How do I feed higher res images to model zoo models?

Halp! I am trying to feed 512x512 and higher res images to ResNet models in the TorchVision zoo but it keeps throwing size_mismatch errors at me.

Can someone please explain what needs to be changed in following model definition to feed it 512x512 or 1024x1024 dimensions? I am new from Keras and a bit lost here. Thank you!

ResNet model definition:
The error seems to be occurring when executing line 151, in forward x = self.fc(x)

https://github.com/pytorch/vision/blob/master/torchvision/models/resnet.py

The size mismatch is coming from the output of the last avgpool layer feeding into the input of the resnet.fc module. To feed it larger images you will need to strip the existing fully connected layer and replace it with one with a larger input dimension.

something like:

your_net = models.resnet18(pretrained=True)`

new_num_features = *something bigger than 512*

your_net.fc = nn.Linear(new_num_features, 1000)

This will create untrained parameters, though. To use the pretrained models, I think you are restricted to image sizes below what you are using.

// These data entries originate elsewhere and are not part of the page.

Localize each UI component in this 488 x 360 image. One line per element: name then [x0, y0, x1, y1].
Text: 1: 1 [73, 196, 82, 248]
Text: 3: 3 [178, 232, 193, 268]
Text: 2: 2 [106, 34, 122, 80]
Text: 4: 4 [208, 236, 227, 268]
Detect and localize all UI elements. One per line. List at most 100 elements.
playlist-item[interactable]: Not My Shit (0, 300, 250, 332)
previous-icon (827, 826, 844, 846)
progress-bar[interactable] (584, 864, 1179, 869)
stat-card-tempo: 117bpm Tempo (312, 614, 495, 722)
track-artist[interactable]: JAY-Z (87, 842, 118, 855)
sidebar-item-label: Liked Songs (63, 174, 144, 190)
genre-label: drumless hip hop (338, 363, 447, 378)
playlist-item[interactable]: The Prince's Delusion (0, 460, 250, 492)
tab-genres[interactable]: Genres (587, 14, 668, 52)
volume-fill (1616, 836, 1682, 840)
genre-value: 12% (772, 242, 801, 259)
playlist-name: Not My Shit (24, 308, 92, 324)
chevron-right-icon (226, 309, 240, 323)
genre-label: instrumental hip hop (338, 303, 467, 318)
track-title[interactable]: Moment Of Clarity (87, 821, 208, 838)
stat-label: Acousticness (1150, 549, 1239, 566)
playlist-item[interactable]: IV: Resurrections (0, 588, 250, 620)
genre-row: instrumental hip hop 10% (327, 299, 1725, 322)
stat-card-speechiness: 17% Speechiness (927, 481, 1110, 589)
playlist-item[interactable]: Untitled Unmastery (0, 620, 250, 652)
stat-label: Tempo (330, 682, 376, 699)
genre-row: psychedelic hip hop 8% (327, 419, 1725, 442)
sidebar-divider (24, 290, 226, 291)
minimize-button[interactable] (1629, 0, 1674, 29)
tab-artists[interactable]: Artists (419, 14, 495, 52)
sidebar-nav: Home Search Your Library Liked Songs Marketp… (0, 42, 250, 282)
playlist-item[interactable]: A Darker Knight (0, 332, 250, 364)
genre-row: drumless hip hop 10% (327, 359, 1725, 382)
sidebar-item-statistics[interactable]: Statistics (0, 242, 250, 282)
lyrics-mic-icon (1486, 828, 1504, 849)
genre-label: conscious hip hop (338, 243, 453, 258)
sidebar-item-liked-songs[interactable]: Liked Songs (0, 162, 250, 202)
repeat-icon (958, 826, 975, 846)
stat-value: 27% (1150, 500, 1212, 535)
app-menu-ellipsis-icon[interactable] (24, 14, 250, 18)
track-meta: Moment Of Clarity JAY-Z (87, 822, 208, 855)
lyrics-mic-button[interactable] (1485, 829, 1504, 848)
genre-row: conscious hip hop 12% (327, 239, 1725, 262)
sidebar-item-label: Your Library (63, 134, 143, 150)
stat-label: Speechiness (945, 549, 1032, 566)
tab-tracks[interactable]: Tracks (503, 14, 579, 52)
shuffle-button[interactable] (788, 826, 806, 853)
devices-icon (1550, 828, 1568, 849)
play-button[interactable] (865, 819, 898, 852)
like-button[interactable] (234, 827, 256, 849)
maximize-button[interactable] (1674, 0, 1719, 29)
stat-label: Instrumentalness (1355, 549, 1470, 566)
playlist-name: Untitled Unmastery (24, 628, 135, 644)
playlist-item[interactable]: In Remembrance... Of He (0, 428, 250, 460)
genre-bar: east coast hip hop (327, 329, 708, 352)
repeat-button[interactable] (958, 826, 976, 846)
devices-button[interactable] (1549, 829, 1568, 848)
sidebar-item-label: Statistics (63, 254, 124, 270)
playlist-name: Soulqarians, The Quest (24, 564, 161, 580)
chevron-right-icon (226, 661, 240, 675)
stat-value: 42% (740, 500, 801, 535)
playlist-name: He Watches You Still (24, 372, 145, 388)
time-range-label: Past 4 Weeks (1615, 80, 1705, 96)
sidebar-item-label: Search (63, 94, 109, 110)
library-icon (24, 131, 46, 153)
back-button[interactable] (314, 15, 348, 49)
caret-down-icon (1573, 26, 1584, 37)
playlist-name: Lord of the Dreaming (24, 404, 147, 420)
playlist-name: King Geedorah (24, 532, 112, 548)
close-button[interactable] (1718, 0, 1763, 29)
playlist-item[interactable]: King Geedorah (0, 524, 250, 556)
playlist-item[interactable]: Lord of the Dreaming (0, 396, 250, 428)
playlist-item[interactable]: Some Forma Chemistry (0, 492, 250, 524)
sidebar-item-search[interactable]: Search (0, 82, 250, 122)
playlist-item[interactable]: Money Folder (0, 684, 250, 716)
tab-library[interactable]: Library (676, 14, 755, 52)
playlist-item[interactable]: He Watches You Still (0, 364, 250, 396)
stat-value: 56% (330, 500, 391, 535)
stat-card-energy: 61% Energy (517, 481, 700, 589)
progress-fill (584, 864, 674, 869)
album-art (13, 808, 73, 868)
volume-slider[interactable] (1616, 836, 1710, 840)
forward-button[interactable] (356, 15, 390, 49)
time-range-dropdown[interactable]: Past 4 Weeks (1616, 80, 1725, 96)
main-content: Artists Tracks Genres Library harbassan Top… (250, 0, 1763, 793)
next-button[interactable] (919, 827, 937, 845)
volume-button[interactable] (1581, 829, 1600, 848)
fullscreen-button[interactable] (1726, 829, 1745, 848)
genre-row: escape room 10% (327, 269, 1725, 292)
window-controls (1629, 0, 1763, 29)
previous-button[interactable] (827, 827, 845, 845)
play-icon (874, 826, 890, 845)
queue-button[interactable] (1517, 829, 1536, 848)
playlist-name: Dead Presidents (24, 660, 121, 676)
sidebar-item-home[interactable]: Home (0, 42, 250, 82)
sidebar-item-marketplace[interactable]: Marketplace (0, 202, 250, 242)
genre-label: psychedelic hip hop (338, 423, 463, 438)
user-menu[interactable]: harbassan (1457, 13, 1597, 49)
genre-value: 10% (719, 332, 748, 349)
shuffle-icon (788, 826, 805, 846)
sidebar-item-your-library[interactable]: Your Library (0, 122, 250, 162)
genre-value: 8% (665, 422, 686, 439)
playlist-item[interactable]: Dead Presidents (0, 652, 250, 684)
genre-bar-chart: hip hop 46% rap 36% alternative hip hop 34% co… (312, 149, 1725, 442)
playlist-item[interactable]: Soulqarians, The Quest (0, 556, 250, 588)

the easiest way that I’ve found to deal with this is to temporarily modify the resnet.py file to print x.size() right before the x = self.fc(x)

this will show you the dimensions of the tensor that is created by whatever images you are using

1 Like

Thank you @tymokvo - that was exactly the pointer I needed! I have a high-res test working smoothly now.

:raised_hands:

1 Like

Hello,

The CNN models like resnet, vgg and alexnet in pytorch are pretrained on which dataset?

1 Like

Would you be willing to share your code to do that?

Thanks

It should be possible to change the last pooling layer so that it makes sure that the ouput is of the correct size. See https://github.com/pytorch/vision/issues/140

Imagenet. https://github.com/pytorch/vision#models

1 Like

@ tymokvo
@ FuriouslyCurious

I’d like to train the Inceptionv3 model with high-resolution images like 512x512. Do you know how to do it?